Firefox users have long been able to select from a vast assortment of free extensions that add functionality--ranging from improved RSS reading to security enhancements to ad blocking--which increases that browser's appeal to many users. IE 7 is taking aim at that advantage with a new add-on manager, as well as an accompanying Web site to promote and distribute the extras.
Microsoft doesn't quite hit the target, however. You can enable, disable, and delete add-ons in IE's manager, but it's not very user-friendly; for example, the manager offers no descriptions of the add-ons. Also, to see all possible extensions, you must go through four categories that themselves are far from intuitive: add-ons currently loaded in Internet Explorer, add-ons that have been used by IE, add-ons that run without requiring permission, and downloaded ActiveX controls (32-bit). Moreover, to update your plug-ins, you must manually check for new versions and download each one.
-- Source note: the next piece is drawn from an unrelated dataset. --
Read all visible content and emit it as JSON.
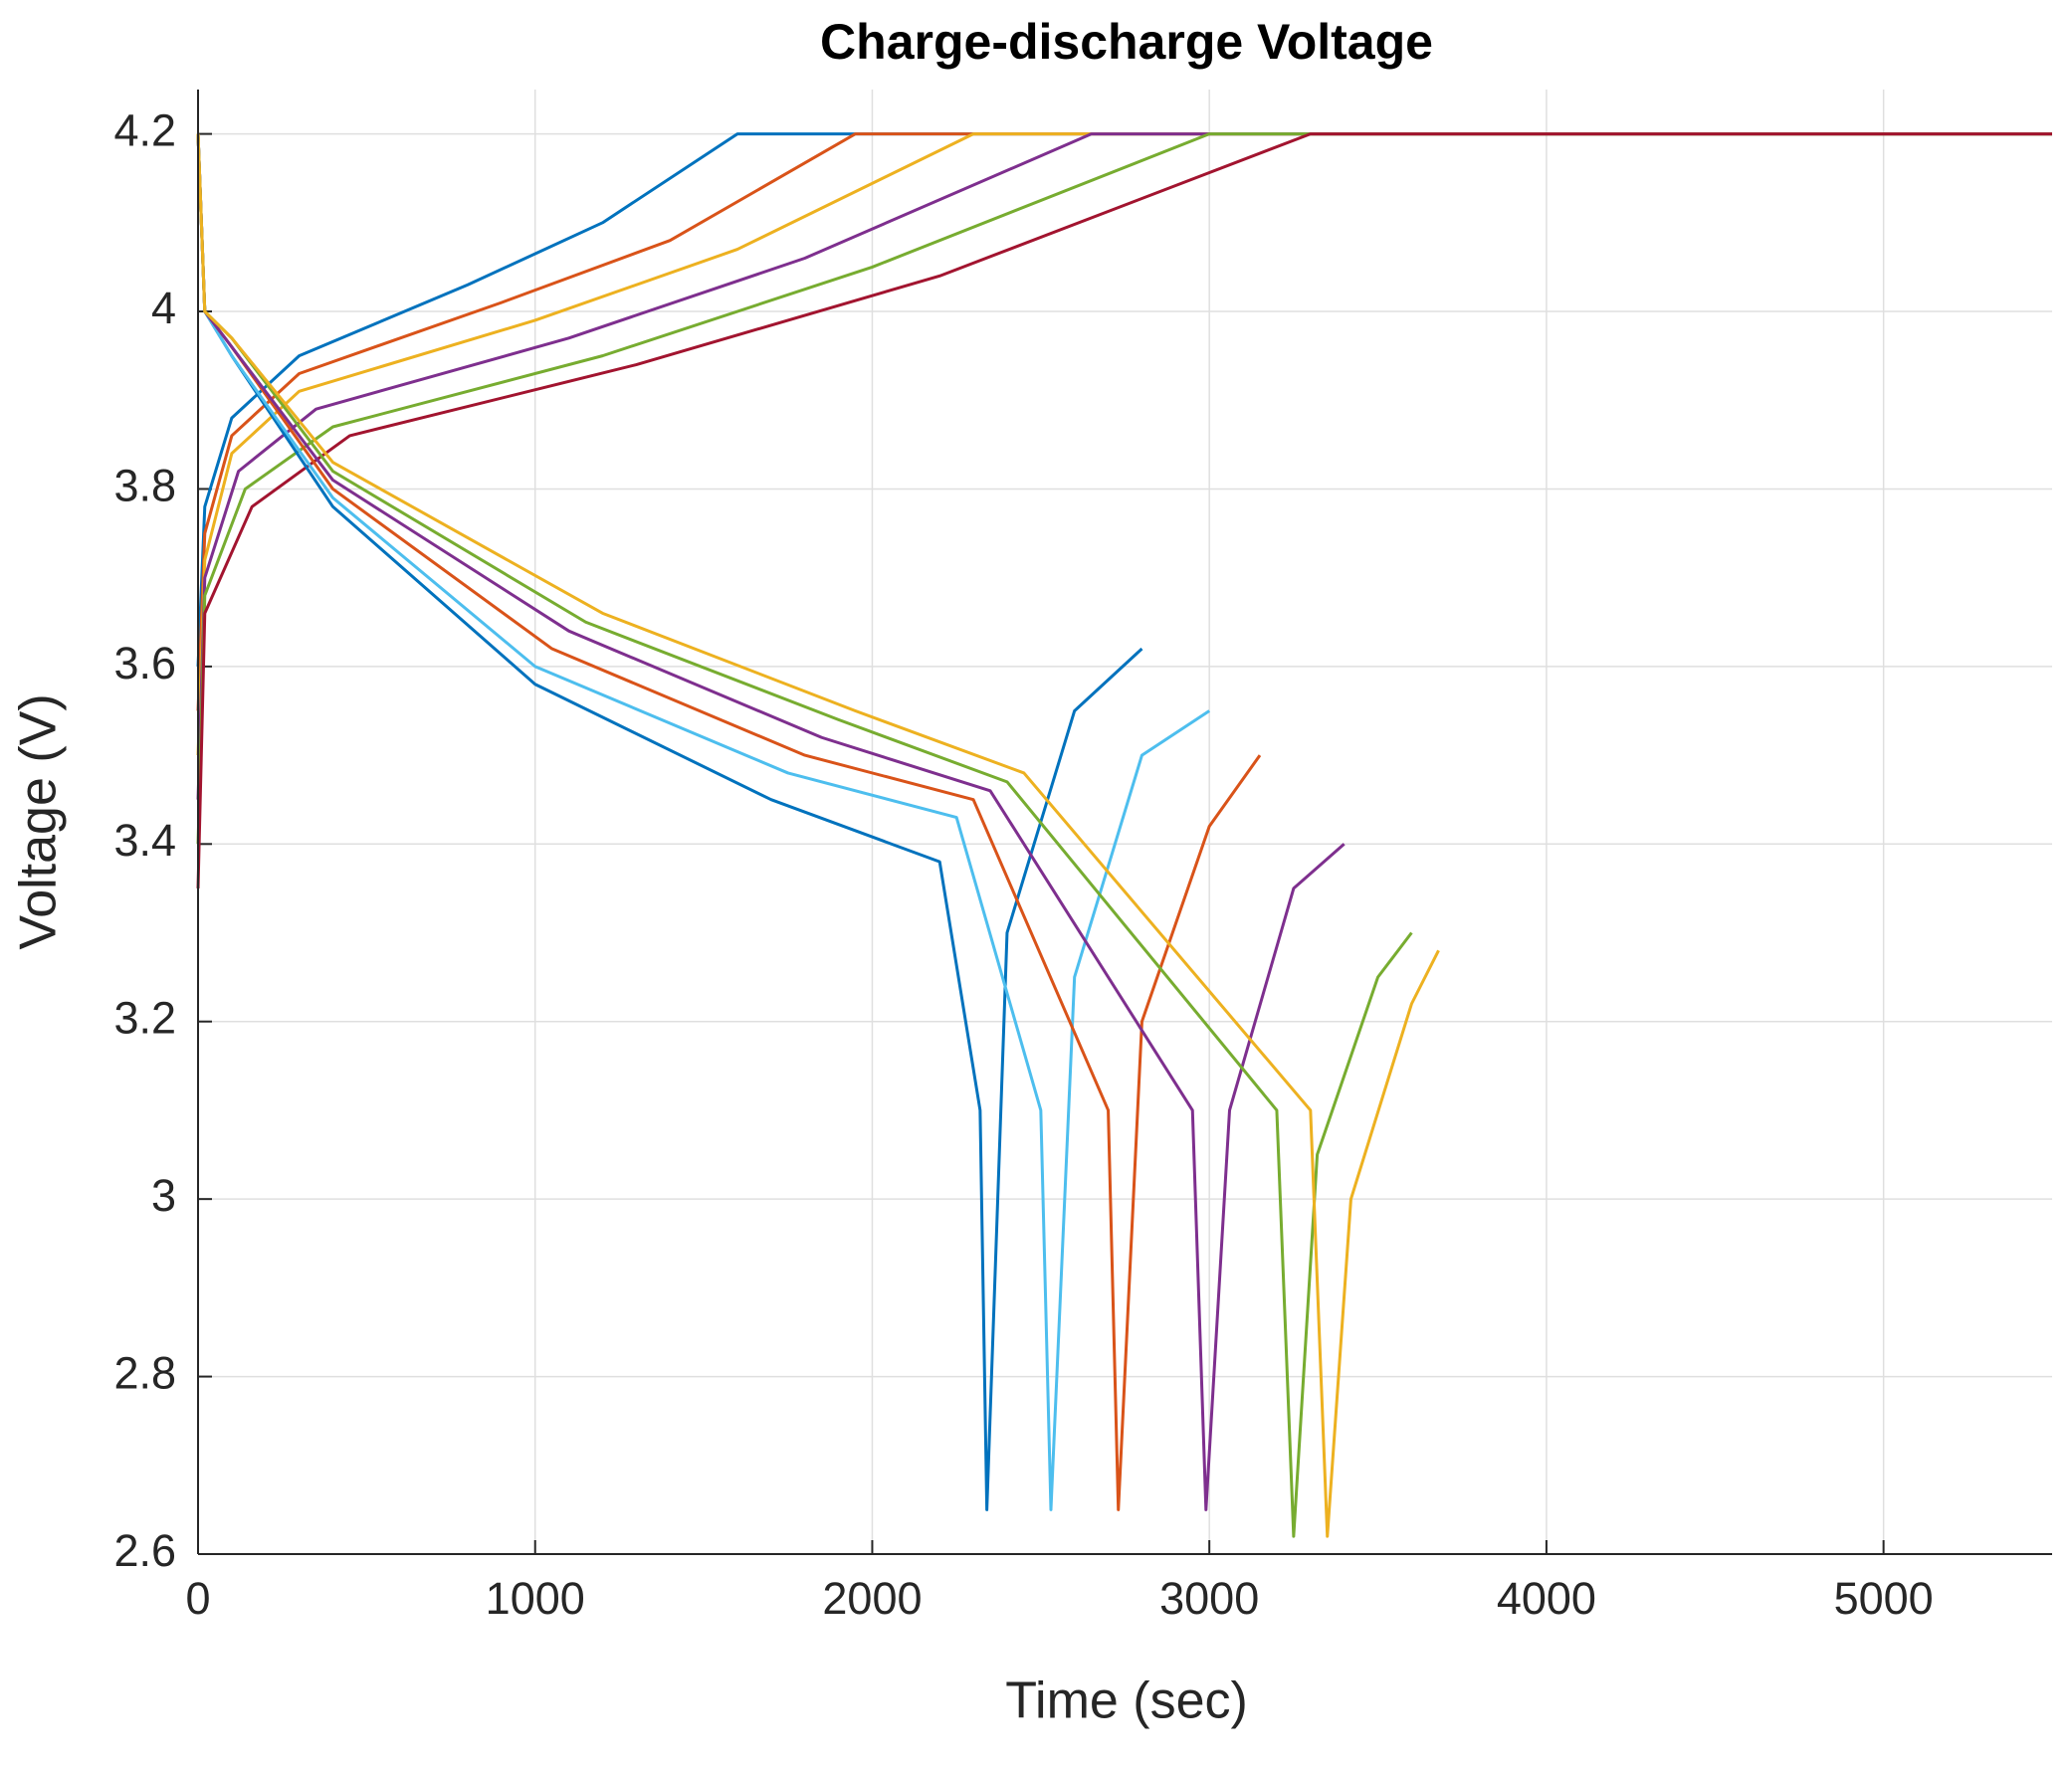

By contrast, Firefox 2 builds on a good thing with a revamped manager that controls themes and extensions in one window. As before, each one has a description, and a Find Updates button quickly checks for updates for every add-on.
It can be great fun to tinker your way to a fully customized browser with extensions, but you can risk slowing things down by using more system resources. Firefox users have griped about its memory usage in the past, and while Mozilla often blames add-ons, the company says version 2 uses significantly less memory than version 1.5 does.